遺言執行者を指定しておくべき場合の一例
1 遺言執行者とは
遺言執行者とは、遺言の内容を実現する者のことであり、相続人がなることもあれば、弁護士のような専門家が遺言執行者になることもあります。
参考リンク:裁判所・遺言執行者の選任
遺言書の中で、遺言執行者を指定してある例をよく見るかと思います。
しかし、遺言書作成において、遺言執行者の指定は、必ず記載する必要があるものではありません。

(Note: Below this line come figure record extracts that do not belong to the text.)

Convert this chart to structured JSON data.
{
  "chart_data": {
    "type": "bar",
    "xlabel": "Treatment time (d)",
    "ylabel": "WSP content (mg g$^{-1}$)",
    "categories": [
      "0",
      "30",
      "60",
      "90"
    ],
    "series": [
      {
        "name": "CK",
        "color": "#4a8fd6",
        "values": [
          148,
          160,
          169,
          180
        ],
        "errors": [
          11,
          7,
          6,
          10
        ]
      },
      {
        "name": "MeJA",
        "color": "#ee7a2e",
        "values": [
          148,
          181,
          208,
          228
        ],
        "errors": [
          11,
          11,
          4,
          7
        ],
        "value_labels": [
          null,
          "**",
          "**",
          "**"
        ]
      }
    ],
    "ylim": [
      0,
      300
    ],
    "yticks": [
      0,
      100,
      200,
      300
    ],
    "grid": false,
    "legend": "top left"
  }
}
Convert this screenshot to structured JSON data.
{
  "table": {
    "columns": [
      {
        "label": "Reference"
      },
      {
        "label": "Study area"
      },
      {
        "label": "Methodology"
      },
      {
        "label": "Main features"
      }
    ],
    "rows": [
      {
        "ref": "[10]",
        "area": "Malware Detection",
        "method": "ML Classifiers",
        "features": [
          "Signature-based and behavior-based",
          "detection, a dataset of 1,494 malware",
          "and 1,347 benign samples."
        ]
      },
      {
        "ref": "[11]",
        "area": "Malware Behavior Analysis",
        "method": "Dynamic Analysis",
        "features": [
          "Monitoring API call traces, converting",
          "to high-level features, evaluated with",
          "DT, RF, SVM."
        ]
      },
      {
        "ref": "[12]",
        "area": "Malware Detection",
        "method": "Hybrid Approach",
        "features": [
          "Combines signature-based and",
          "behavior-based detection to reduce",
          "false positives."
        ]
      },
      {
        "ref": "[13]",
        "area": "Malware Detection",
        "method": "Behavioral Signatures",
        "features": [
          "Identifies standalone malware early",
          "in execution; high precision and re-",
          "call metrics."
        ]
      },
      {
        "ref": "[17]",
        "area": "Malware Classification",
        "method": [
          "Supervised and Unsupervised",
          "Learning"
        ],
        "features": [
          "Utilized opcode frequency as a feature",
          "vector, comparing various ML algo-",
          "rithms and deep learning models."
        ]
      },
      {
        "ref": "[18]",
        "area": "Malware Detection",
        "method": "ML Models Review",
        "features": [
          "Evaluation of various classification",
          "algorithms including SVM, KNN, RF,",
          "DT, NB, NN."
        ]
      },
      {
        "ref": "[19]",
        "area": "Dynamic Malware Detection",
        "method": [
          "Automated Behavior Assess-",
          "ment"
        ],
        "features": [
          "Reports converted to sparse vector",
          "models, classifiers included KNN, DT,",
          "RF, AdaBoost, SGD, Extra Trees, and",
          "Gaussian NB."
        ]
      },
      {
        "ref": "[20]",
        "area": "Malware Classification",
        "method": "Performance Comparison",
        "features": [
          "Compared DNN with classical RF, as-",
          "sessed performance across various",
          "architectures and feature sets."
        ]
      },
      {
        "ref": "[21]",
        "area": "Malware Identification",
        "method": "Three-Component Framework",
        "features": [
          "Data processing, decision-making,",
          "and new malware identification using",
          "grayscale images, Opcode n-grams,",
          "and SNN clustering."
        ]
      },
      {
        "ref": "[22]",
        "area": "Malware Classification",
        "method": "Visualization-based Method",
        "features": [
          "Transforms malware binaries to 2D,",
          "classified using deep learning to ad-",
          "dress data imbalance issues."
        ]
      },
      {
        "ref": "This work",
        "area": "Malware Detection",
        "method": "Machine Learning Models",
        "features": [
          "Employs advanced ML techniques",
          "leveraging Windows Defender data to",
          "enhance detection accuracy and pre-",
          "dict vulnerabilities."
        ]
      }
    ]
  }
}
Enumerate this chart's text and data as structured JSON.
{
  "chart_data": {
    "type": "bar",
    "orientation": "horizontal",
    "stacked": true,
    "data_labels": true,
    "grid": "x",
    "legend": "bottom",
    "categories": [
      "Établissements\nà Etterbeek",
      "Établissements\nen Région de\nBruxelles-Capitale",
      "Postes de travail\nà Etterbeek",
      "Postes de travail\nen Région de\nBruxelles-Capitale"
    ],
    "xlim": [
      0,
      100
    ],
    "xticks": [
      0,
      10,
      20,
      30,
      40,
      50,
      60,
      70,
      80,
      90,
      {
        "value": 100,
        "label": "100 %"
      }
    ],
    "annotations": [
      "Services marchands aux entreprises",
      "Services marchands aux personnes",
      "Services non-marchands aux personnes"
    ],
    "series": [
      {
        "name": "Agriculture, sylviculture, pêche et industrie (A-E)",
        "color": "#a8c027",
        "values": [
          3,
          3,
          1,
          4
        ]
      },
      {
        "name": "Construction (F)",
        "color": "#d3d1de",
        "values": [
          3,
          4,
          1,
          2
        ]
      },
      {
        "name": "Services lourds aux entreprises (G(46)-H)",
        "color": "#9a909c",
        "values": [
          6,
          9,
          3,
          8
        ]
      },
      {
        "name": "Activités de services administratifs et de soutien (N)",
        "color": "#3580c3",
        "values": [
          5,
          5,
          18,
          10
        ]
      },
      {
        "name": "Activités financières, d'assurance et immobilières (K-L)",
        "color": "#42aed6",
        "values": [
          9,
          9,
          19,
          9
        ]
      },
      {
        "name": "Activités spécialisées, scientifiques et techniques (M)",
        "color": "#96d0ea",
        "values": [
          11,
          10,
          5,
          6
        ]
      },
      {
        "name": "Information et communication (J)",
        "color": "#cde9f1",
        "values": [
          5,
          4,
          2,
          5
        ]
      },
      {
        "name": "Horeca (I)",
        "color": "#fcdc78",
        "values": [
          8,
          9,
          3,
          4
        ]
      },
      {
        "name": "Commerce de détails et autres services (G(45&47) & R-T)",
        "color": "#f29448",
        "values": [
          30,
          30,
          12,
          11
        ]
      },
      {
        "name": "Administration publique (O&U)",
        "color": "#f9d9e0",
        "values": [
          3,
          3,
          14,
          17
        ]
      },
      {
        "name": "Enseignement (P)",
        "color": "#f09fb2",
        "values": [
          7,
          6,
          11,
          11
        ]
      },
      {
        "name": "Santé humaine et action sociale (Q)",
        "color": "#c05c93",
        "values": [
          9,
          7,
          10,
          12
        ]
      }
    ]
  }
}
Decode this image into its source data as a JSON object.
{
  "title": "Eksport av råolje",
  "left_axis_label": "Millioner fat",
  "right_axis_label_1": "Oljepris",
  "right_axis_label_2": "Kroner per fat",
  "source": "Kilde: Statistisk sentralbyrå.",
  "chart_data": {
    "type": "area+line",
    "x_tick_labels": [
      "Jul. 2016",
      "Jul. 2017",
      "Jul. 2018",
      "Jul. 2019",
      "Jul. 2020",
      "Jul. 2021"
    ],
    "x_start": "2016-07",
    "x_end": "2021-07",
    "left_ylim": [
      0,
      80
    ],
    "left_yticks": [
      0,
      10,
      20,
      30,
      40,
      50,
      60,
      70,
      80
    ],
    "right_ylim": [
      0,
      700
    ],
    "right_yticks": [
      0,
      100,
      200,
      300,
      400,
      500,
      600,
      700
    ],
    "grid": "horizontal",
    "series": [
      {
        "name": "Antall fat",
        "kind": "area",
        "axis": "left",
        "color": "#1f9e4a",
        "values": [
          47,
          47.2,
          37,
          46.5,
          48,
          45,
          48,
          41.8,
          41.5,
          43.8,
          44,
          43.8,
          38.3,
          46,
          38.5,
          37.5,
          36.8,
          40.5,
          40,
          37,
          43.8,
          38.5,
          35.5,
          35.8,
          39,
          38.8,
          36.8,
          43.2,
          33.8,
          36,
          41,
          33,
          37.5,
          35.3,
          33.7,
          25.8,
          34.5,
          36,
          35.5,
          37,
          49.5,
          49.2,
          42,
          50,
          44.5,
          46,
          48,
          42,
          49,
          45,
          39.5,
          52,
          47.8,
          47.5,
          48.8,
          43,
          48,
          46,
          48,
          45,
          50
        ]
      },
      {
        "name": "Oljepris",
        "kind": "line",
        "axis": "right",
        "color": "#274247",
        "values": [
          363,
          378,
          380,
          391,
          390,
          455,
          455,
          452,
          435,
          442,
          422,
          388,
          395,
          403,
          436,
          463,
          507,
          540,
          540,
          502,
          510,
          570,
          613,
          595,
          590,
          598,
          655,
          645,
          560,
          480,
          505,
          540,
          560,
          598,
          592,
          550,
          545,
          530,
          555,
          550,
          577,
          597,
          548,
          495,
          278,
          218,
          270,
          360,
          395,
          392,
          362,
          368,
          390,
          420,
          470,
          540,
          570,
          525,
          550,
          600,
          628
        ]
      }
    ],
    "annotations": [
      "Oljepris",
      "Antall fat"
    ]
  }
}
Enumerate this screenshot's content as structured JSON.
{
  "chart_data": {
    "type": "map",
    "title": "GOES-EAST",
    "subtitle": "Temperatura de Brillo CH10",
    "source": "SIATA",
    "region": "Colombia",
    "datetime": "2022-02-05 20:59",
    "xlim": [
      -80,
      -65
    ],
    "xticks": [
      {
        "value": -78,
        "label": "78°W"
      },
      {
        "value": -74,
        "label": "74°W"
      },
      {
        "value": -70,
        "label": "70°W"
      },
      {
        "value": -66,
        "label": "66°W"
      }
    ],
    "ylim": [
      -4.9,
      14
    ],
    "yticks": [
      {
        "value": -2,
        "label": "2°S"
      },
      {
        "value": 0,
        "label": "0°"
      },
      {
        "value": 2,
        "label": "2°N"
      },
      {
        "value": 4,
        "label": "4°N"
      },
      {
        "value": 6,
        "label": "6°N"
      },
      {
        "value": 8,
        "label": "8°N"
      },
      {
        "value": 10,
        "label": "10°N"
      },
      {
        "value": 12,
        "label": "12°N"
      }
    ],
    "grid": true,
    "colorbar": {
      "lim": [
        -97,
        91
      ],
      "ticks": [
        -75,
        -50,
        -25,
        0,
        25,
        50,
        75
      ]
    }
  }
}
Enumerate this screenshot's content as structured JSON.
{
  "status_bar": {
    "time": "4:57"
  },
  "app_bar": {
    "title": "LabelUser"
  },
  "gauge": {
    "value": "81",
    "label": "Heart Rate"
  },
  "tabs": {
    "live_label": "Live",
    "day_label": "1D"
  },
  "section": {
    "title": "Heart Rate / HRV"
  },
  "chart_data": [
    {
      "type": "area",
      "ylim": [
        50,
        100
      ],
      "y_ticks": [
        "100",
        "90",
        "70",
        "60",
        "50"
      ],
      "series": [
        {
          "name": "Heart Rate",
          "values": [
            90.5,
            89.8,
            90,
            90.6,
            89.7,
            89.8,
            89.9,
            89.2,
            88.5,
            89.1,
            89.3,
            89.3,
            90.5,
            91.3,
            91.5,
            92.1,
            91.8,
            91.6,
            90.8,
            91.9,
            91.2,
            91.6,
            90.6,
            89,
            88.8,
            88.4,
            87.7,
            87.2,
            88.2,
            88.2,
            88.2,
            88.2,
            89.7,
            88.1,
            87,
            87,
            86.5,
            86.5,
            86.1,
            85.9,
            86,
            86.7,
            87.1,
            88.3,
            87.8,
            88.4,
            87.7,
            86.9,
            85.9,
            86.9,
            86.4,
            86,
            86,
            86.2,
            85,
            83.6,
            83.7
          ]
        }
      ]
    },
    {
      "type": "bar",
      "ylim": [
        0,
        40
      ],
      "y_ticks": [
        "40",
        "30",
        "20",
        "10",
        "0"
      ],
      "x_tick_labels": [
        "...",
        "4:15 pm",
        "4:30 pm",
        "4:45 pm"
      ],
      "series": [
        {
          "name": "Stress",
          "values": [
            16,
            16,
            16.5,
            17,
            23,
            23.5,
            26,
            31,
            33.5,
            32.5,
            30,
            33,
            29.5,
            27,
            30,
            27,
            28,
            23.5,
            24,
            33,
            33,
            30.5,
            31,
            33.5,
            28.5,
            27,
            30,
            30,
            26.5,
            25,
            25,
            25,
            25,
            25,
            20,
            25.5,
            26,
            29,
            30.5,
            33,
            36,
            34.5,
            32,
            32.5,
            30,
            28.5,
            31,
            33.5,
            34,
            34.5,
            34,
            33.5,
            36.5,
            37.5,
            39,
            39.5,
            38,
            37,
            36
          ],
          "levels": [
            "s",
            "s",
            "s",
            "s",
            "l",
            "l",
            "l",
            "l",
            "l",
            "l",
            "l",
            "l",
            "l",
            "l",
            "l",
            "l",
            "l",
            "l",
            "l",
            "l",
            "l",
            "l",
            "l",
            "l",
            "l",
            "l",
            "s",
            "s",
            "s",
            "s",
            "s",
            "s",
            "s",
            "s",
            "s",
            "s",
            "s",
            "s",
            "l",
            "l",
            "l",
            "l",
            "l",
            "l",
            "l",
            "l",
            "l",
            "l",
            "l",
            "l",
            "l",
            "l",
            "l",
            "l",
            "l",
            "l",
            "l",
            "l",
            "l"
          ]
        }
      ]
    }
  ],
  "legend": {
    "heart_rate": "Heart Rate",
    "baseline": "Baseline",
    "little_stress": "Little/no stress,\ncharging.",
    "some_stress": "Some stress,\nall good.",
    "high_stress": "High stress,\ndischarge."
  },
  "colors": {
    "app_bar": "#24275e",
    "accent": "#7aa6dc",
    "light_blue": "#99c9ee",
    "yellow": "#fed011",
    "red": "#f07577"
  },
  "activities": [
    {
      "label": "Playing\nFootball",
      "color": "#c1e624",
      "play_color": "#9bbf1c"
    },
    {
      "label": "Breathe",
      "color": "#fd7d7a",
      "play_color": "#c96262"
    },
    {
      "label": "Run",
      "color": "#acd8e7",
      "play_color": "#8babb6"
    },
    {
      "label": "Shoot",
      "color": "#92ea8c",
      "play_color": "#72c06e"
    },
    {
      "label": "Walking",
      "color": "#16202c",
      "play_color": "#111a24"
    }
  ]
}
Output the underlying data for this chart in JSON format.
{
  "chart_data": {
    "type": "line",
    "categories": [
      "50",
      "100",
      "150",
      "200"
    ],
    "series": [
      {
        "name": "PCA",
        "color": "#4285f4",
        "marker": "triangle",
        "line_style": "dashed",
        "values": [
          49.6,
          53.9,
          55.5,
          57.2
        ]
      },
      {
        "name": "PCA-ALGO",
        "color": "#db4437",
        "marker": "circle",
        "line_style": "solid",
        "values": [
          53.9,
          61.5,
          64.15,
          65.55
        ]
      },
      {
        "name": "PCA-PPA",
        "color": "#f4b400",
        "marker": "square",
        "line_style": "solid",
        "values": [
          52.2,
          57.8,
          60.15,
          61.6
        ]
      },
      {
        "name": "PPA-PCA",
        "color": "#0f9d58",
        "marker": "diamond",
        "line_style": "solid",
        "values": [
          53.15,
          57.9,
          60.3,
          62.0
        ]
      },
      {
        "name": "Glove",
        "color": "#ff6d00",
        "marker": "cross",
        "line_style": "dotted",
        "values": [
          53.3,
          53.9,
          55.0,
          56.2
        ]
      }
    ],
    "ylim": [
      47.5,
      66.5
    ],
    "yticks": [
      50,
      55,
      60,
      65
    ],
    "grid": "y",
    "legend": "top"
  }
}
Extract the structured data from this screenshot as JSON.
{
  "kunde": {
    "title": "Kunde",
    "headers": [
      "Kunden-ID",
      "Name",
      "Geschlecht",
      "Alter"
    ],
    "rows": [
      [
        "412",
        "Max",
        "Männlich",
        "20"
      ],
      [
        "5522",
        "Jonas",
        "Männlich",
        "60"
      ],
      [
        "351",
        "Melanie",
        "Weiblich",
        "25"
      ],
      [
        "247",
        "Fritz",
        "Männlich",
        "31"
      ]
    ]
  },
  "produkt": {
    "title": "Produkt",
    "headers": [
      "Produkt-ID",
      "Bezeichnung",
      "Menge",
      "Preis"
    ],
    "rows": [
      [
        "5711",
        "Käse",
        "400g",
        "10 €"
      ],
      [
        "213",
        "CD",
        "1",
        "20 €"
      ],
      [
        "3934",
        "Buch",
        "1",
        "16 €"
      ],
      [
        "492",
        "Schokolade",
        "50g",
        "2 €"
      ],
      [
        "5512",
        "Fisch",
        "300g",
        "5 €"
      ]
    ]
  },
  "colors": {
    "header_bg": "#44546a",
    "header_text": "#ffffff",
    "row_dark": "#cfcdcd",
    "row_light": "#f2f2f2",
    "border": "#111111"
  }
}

では、遺言書において、遺言執行者はどのような場合に指定すべきでしょうか。
今回は、遺言執行者を指定したほうが良いケースの一例を紹介します。
2 遺言執行者を遺言書で指定しておくべきケースの一例
相続人のいない方が、お世話になった方に遺産を渡したいというケースです。
このような場合、確かに遺言書で記載をすれば、相続人がいない方でも、相続人でない方に対して遺産を渡すことができます。
しかし、特定の不動産を相続人でない方に対して渡したい場合、どのようになるでしょうか。
不動産の遺贈による名義変更を行う場合、相続人でない方が不動産を受け取る場合には、相続人の方と共同申請をする必要があります。
しかし、上記の例では、相続人はいません。
この場合、不動産を受け取る方は、自身で相続財産清算人を立てて、その方と共同で名義変更を行うか、遺言者が亡くなった後で遺言執行者を立てて、その方と共同で名義変更を行う必要があります。
そのため、せっかく遺産を渡そうと思っても、遺言執行者を指定していないと、受け取る側に大きな手間や負担を強いてしまうことになります。
このような場合には、遺言書の中で遺言執行者を指定しておけば、不動産を受け取る方は、その遺言執行者と共同で名義変更の申請をすれば足りることになります。
このように、遺言書の中で遺言執行者を指定することで、受遺者に負担をかけることなく、自分の財産を渡すことができます。
このようなケースでは、遺言者において、遺言執行者を指定しておくことが望ましいといえるでしょう。